African: Former slaves mixed their African flavours with local Caribbean products and were influenced by the native inhabitans and Spanish and Portuguese colonists. 

Indian culture & cuisine

Indian: After end of slavery around 1863 plantation contract workers from India were brought to work on the fields. They took their spices,  curries, vegetarian dishes and wraps called 'roti' to Surinam, Tinidad, Tobago and the Guyana's .

Indonesian culture from Java

Indonesian: After end of slavery in 1863, plantation contract workers from the island Java in Indonesia, a former Dutch colony,  were brought to work on the fields. They took their curry pastes made with fresh herbs like ginger, lemon grass and galangal, mixed with coconut to the Dutch-Caribbean.

The history of Caribbean diversity

History

When the Caribbean were discovered there was high demand on products like sugar, coffee, tea and chocolate in Europe. Colonial powers like Spain, Portugal, England and the Netherlands started plantations in their colonies to produce these goods. But they soon found out that the native population refused to work for them. So the European traders went to Africa to get slaves instead.
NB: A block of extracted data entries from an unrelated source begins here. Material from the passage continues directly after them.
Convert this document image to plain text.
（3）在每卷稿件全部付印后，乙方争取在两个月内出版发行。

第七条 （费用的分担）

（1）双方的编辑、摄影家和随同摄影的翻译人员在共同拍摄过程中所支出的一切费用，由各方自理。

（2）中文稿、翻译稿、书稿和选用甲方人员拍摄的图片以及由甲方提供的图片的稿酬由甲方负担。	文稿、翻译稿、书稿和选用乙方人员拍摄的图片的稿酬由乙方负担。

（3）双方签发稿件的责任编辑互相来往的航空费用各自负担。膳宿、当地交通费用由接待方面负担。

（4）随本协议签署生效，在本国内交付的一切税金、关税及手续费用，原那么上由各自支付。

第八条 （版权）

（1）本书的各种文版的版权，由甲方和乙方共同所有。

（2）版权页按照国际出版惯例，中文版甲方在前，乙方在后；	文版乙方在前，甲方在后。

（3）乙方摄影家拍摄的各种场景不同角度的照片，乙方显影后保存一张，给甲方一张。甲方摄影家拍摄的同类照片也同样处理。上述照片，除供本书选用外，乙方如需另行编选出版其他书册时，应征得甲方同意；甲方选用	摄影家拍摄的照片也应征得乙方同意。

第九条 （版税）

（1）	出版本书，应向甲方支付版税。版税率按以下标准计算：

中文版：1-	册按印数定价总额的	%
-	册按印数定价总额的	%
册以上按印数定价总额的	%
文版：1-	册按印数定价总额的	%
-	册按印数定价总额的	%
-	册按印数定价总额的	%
A dark period in the history of the Caribbean started, which led to the forced introduction of the people to the region that we now know as Creoles.

After end of slavery in the end of the 19th century, the colonial powers were forced to find new sources of cheap labors. These were often found in other parts of their empires like India and Indonesia. In Suriname, former Dutch Guyana, we find the unique situation that they also came from Java, one of the islands of Indonesia which at the time was a Dutch colony.

s. West Indies

The name "Caribbean" is named after the Caribs, one of the dominant Amerindian groups in the region at the time of European contact during the late fifteenth century.  The term "West Indies" comes from Christopher Columbus's idea that he had landed in the Indies (all of southeast Asia, particularly India) instead of the Americas.